Clinicians should remember that endorsement of the idioms in clinical settings could be a useful marker for the presence of dissociativity and possibly of trauma severity, independently of the presence or absence of PTSD or MDD. There is growing awareness of the clinical utility of including assessment of cultural idioms of distress in a mental health evaluation. Independently of their relationship to psychiatric diagnoses, idioms of distress can offer very useful information on the presence of interpersonal conflicts, economic distress, poor psychosocial functioning and severity of traumatization, among other factors (Hinton and Lewis-Fernández 2010b). Our findings suggest, in particular, that patients reporting ataques or altered perceptions should be assessed for suicidal ideation and behavior, given the salience of these associations in primary care and community settings (Lewis-Fernández et al. 2009; Olfson et al. 2002). Screening for the idioms should therefore accompany standard psychiatric evaluations of all Latino patients. Although our study focused on Spanish-dominant Latino immigrants, epidemiological surveys reveal even higher prevalence of ataques and altered perceptions among English-dominant, U.S.-born Latinos (Guarnaccia et al. 2010; Lewis-Fernández et al. 2009). The relationship between these idioms and dissociativity in English-speaking cohorts should be the focus of future studies.

The present study has several limitations. First, due to the limited sample size, we could not disaggregate the different Latino groups and retain sufficient power to examine the matrix of correlations. Second, the high prevalence of traumatic exposure in the sample did not allow us to test the associations between the variables in the absence of trauma. Likewise, low variability in the presence of MDD may have affected our ability to detect a relationship between MDD and the idioms of distress. This, however, was not the case with PTSD, and the results were similar with respect to both diagnoses. Third, we lack data on the lifetime prevalence of MDD and PTSD. It is possible that an association with the idioms would have been found if lifetime diagnoses were included. However, our approach has the advantage of focusing on current disorders, which are most relevant to clinical care. Fourth, the BPSAQ contains a more detailed assessment of childhood than adult trauma, and in fact only eight patients reported trauma only in adulthood. It is possible that an even more detailed evaluation of adult trauma would have affected our results, if the association of the idioms with traumatic exposure differed across time periods. In addition, the BPSAQ only assesses interpersonal trauma, which would limit our ability to detect a relationship between the idioms and other forms of trauma. Finally, the retrospective, self-reported data gathered for this study is subject to recall and other bias. Several factors, such as older age, psychological disorder or other comorbid conditions, can result in inaccurate recall. Dissociative experience itself, for instance, can inhibit one’s ability to remember past experiences (Marshall and Schell 2002). A prospective design would be necessary to address this limitation.

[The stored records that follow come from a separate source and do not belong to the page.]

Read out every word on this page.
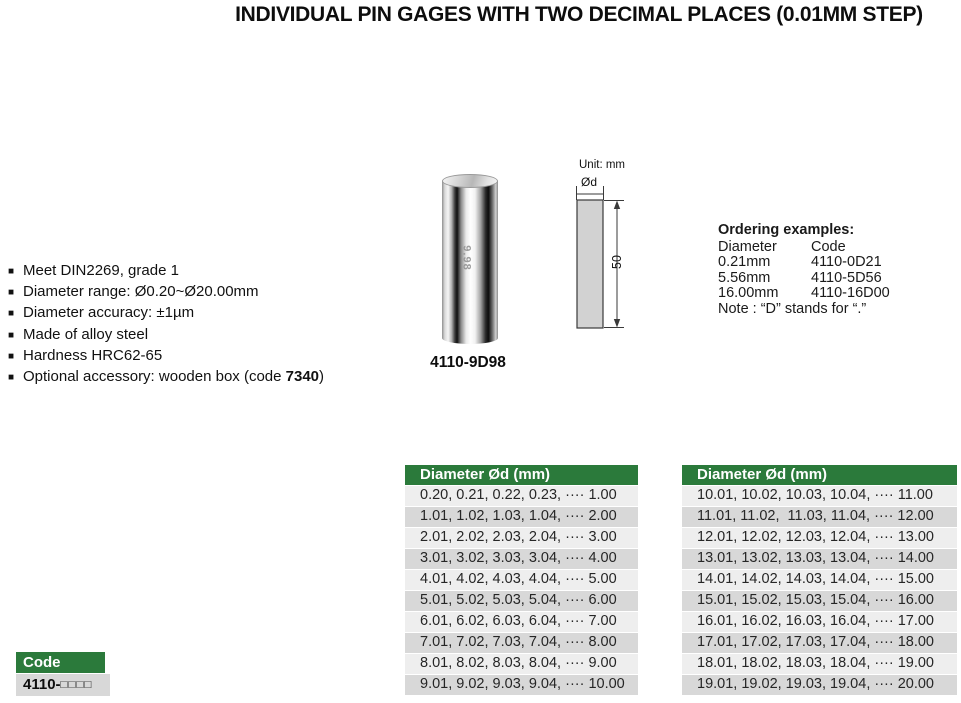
INDIVIDUAL PIN GAGES WITH TWO DECIMAL PLACES (0.01MM STEP)
■ Meet DIN2269, grade 1
■ Diameter range: Ø0.20~Ø20.00mm
■ Diameter accuracy: ±1µm
■ Made of alloy steel
■ Hardness HRC62-65
■ Optional accessory: wooden box (code 7340)
9.98
4110-9D98
Unit: mm
Ød
50
Ordering examples:
Diameter	Code
0.21mm	4110-0D21
5.56mm	4110-5D56
16.00mm	4110-16D00
Note : “D” stands for “.”
Diameter Ød (mm)
0.20, 0.21, 0.22, 0.23, ···· 1.00
1.01, 1.02, 1.03, 1.04, ···· 2.00
2.01, 2.02, 2.03, 2.04, ···· 3.00
3.01, 3.02, 3.03, 3.04, ···· 4.00
4.01, 4.02, 4.03, 4.04, ···· 5.00
5.01, 5.02, 5.03, 5.04, ···· 6.00
6.01, 6.02, 6.03, 6.04, ···· 7.00
7.01, 7.02, 7.03, 7.04, ···· 8.00
8.01, 8.02, 8.03, 8.04, ···· 9.00
9.01, 9.02, 9.03, 9.04, ···· 10.00
Diameter Ød (mm)
10.01, 10.02, 10.03, 10.04, ···· 11.00
11.01, 11.02,  11.03, 11.04, ···· 12.00
12.01, 12.02, 12.03, 12.04, ···· 13.00
13.01, 13.02, 13.03, 13.04, ···· 14.00
14.01, 14.02, 14.03, 14.04, ···· 15.00
15.01, 15.02, 15.03, 15.04, ···· 16.00
16.01, 16.02, 16.03, 16.04, ···· 17.00
17.01, 17.02, 17.03, 17.04, ···· 18.00
18.01, 18.02, 18.03, 18.04, ···· 19.00
19.01, 19.02, 19.03, 19.04, ···· 20.00
Code
4110-□□□□
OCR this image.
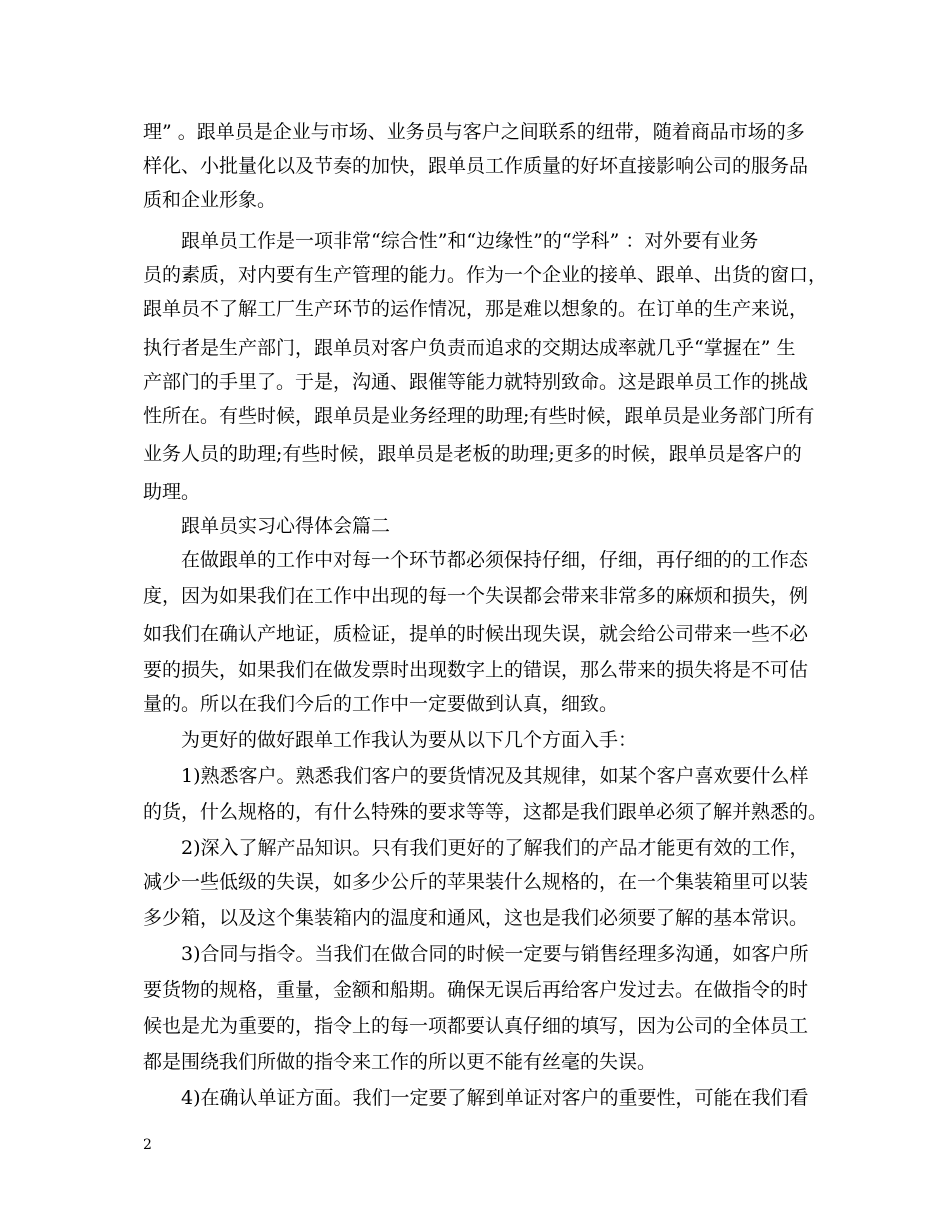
理” 。跟单员是企业与市场、业务员与客户之间联系的纽带，随着商品市场的多
样化、小批量化以及节奏的加快，跟单员工作质量的好坏直接影响公司的服务品
质和企业形象。
　　跟单员工作是一项非常“综合性”和“边缘性”的“学科” ：对外要有业务
员的素质，对内要有生产管理的能力。作为一个企业的接单、跟单、出货的窗口，
跟单员不了解工厂生产环节的运作情况，那是难以想象的。在订单的生产来说，
执行者是生产部门，跟单员对客户负责而追求的交期达成率就几乎“掌握在” 生
产部门的手里了。于是，沟通、跟催等能力就特别致命。这是跟单员工作的挑战
性所在。有些时候，跟单员是业务经理的助理;有些时候，跟单员是业务部门所有
业务人员的助理;有些时候，跟单员是老板的助理;更多的时候，跟单员是客户的
助理。
　　跟单员实习心得体会篇二
　　在做跟单的工作中对每一个环节都必须保持仔细，仔细，再仔细的的工作态
度，因为如果我们在工作中出现的每一个失误都会带来非常多的麻烦和损失，例
如我们在确认产地证，质检证，提单的时候出现失误，就会给公司带来一些不必
要的损失，如果我们在做发票时出现数字上的错误，那么带来的损失将是不可估
量的。所以在我们今后的工作中一定要做到认真，细致。
　　为更好的做好跟单工作我认为要从以下几个方面入手：
　　1)熟悉客户。熟悉我们客户的要货情况及其规律，如某个客户喜欢要什么样
的货，什么规格的，有什么特殊的要求等等，这都是我们跟单必须了解并熟悉的。
　　2)深入了解产品知识。只有我们更好的了解我们的产品才能更有效的工作，
减少一些低级的失误，如多少公斤的苹果装什么规格的，在一个集装箱里可以装
多少箱，以及这个集装箱内的温度和通风，这也是我们必须要了解的基本常识。
　　3)合同与指令。当我们在做合同的时候一定要与销售经理多沟通，如客户所
要货物的规格，重量，金额和船期。确保无误后再给客户发过去。在做指令的时
候也是尤为重要的，指令上的每一项都要认真仔细的填写，因为公司的全体员工
都是围绕我们所做的指令来工作的所以更不能有丝毫的失误。
　　4)在确认单证方面。我们一定要了解到单证对客户的重要性，可能在我们看
2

In conclusion, our data support the value of assessing idioms of distress in mental health evaluations alongside psychiatric disorders. Far from uninformed attributions superimposed on a universalistic set of syndromes, the idioms add useful clinical information, pointing to additional sources of morbidity and even potential psychological mechanisms that underlie and help shape the clinical presentation. Their broader inclusion in mental health research may help explain some of the missing variance in the relationship between symptomatology and levels of morbidity and distress. Future studies should focus on the mechanisms by which the idioms impact this relationship, such as through the patterning of culture-specific appraisals and interpretations of precipitants and reactions, including trauma-related conditions.